Understanding your innovators’ motivational economy must be the first step in ensuring meaningful celebrations, so it must be done with deliberate intent. At Kin + Carta, we attempt to do this by repeatedly engaging our contributors in honest conversations about their goals. Once the Labs team makes clear that the journey is just as important as the destination, our Kin come to understand that their candor is appreciated and share their hopes for what this journey may entail. As time progresses, the Labs Ops team schedules one-on-one touch-points with individuals and group-sessions with teams to assess team morale, project health, and more. It is in this way that we come to understand our Kin’s aspirations so that we may channel them throughout our journey and build our celebrations around them.

Before elaborating on how we respond to individual value-systems, it’s important to introduce one fundamental point. The centrality that we give innovation in our mission and values as a company manifests itself in the layout of our offices. This is especially true for our Chicago office where Labs experiences line the walls like a Hall of Fame. As soon as visitors enter the space, they are greeted by our Pepper robot. To one side they see a demo of our Blockchain Gardens experience; to the other, they can interact with BrAINwave. All the while, their movements, noises, and temperatures are tracked and portrayed on a dashboard by our Pulse IOT app. Our offices can be read as spatial celebrations of our instinct to innovate.

In addition to having their work paraded in the primary space they inhabit with their colleagues, our Kin are recognized internally and externally. Innovators are often shouted-out at weekly meetings, nominated for our Kin + Carta Awesomeness Awards, and recipients of messages of congratulations and support from their coworkers or leadership. Our Kinnect Challenge is an illustrative example. Following months of fantastic work, innovators were personally recognized by name during our company’s quarterly meeting, where they were collectively awarded a Carty, a prize dedicated for those who best exemplify Kin + Carta’s values. The combination of grassroots and hierarchical visibility helps innovators build lasting relationships in the company.


In addition to recognition, innovators are encouraged to pursue their own brands of thought-leadership. Whether they would like to write blog-posts, speak at conferences, host meetups, or run demo tours, innovators are supported in doing so by Labs and other groups in Kin + Carta. For example, our KinCoin team ran a series of MeetUps in Chicago, in Buenos Aires, and remotely to explain how Blockchain could be used to foster a culture of gratitude and recognition.

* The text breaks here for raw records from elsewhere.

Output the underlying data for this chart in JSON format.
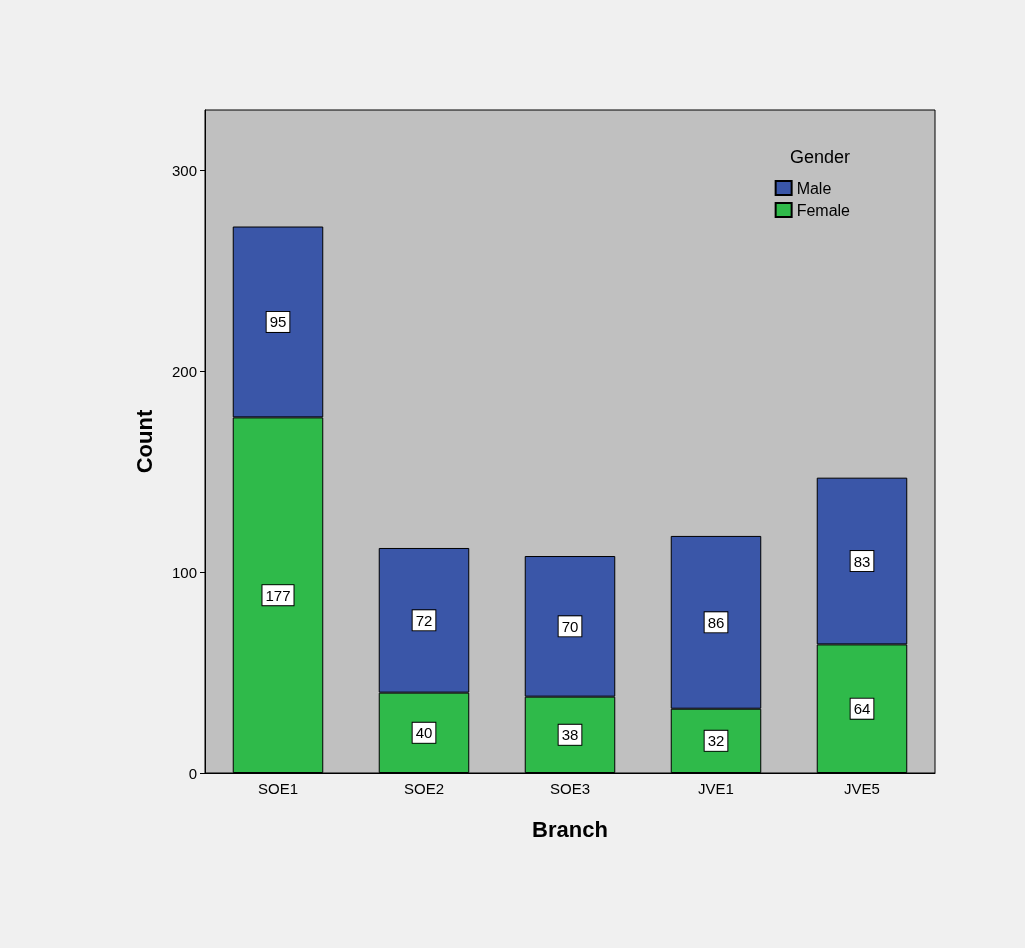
{
  "chart_data": {
    "type": "bar",
    "xlabel": "Branch",
    "ylabel": "Count",
    "legend_title": "Gender",
    "categories": [
      "SOE1",
      "SOE2",
      "SOE3",
      "JVE1",
      "JVE5"
    ],
    "series": [
      {
        "name": "Female",
        "color": "#2fba4a",
        "values": [
          177,
          40,
          38,
          32,
          64
        ]
      },
      {
        "name": "Male",
        "color": "#3a56a8",
        "values": [
          95,
          72,
          70,
          86,
          83
        ]
      }
    ],
    "stacked": true,
    "data_labels": true,
    "legend": "top right",
    "grid": false,
    "ylim": [
      0,
      330
    ],
    "yticks": [
      0,
      100,
      200,
      300
    ]
  }
}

What and how a group celebrates are key aspects to the culture they share. Cultivating the practice of celebration around what drives individuals is the surest way of making celebrations meaningful and morphing a set of processes into a holistic culture.

Conclusion 

Cultivating a culture around an ideal is no trivial task. In the case of innovation, it is no different. One can create infrastructure to encourage and empower innovation but it would be for nothing unless it is internalized as a value by the company’s employees. Therefore any process of cultural transformation needs to be done with constant dialog and transparent feedback from the employees it is meant to be serving. It is only once employees subscribe to a shared value system that infrastructure and processes become cultural norms. The 6 steps laid out in this paper attempt to address both sides of this equation by appealing to the structural and environmental changes that help foster a culture of innovation.

As the resurgence of COVID, courtesy of the Omnicron strain, reveals – we are not in usual times. Indeed with the rate of technological disruption across all industries accelerating, it’s clear that the only constant we can hold onto is change. Against this backdrop, innovation is more important than ever.